Além de ter concluído meu livro novo, a única grande alegria que podem me dar os próximos meses é ir ao Recife e ficar um dia, dois dias, três dias, uma semana toda de prosa com mamãe. Nenhuma outra pauta me tenta tanto, ninguém poderia ter a importância que ela tem para mim a essa altura da vida. Sabê-la bem me enche de ânimo, me revigora, me dá vontade de me cuidar para que nada possa frustrar essa perspectiva ainda tão cruelmente remota. É com ela em meus pensamentos que eu adormeço, é com a imagem dela que desperto, e é pensando na sua imensa alegria de viver que viro página após página, à espera desse ansiado reencontro. Falei há pouco de soldados russos e eis que estou me tornando um deles nesse particular. Sempre que passo na frente de Notre-Dame, penso nela. Foi no átrio da igreja que ela disse que passou o maior frio da vida. No calor de junho, imaginariamente, eu abraço-a e ouço sua voz divertida a meu ouvido, a contar histórias sem fim sobre seu delicioso cotidiano.

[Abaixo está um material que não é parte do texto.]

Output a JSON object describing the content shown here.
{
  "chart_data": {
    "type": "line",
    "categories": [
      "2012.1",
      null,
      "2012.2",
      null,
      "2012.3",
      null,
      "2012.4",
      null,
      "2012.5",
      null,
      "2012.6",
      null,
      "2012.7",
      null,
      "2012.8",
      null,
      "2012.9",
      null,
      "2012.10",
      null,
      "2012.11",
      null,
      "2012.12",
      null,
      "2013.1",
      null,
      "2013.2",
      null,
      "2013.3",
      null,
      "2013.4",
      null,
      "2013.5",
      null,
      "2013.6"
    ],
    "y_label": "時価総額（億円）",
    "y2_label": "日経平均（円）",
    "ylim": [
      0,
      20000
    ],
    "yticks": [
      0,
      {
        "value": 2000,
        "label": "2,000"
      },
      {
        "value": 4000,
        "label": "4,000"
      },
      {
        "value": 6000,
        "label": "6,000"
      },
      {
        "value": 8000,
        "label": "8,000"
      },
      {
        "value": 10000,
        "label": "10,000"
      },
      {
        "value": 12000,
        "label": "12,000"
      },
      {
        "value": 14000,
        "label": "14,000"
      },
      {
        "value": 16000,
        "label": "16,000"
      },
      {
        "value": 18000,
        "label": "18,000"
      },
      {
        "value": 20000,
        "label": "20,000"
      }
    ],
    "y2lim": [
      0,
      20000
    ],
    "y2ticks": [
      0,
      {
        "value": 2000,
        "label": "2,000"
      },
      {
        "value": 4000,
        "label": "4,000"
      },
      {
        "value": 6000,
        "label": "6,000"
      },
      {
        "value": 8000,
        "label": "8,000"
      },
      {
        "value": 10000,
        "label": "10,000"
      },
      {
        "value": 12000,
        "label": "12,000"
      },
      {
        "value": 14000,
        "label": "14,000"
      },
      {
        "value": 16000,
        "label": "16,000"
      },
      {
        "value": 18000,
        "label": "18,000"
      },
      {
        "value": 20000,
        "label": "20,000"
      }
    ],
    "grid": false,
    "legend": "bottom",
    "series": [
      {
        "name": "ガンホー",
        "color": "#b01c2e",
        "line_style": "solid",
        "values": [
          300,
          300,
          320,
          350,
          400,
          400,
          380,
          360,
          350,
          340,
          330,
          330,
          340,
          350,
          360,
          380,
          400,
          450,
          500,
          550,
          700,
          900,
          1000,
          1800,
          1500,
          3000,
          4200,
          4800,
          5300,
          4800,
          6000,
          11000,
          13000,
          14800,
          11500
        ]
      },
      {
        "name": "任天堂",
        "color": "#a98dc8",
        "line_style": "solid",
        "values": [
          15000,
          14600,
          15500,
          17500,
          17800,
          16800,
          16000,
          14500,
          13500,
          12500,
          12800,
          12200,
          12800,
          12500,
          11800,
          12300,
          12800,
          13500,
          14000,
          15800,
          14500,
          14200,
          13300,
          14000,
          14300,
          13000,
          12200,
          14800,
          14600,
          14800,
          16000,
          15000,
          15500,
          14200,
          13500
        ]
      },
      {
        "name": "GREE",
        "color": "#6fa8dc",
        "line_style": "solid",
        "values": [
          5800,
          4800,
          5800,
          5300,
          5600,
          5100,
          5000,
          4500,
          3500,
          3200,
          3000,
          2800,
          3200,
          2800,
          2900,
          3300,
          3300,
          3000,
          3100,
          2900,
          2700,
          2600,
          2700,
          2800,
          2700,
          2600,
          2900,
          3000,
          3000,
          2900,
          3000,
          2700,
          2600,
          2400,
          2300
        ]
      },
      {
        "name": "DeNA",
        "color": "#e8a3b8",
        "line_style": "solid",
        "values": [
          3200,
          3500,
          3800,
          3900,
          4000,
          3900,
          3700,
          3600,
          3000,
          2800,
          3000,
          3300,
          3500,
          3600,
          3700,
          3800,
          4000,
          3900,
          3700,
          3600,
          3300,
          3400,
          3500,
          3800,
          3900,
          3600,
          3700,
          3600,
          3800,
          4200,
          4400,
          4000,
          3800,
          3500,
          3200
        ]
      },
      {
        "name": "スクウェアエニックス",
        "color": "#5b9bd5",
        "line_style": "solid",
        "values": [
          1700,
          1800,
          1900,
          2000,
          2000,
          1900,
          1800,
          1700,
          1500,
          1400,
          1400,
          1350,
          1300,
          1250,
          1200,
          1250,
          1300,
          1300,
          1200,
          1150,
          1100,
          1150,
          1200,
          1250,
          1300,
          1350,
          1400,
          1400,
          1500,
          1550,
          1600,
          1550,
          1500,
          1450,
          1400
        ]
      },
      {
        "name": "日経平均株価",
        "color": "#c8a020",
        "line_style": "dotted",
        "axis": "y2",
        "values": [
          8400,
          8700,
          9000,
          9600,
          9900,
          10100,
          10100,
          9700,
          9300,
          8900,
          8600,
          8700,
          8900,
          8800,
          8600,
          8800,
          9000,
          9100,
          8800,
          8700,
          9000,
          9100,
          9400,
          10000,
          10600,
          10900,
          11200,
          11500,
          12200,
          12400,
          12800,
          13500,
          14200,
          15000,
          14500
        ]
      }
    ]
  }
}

Aos 18 anos, praticamente não pensava mais em português. Passei todo o ano de 1976 e parte de 1977 pensando em alemão. Quando fui para Cambridge, construía as frases em inglês como fazia em alemão, e mal abria a boca as pessoas perguntavam de que parte do mundo germânico eu era: da matriz, da Suíça ou da Áustria? Agora estou assim com o francês, que tenho metabolizado nas veias há tantas décadas. É em francês que tenho sonhado e pensado, se bem que pensar não seja um verbo adequado a meus estados de alma. Tenho mesmo é agido sobre os pequenos focos dessa existência tão apequenada. Será que chegarei aos 200 dias aqui? Onde estarei lá pelo 21 de setembro? Celebrando a chegada do outono aqui ou na primavera paulistana? Talvez esteja morto, e não teremos nem uma coisa nem outra. Mesmo porque temos recidiva a caminho. Para os muito jovens, um mundo sem a censura nos olhos de minha geração seria um mundo melhor. Mas vamos evitar dar-lhes esse gostinho.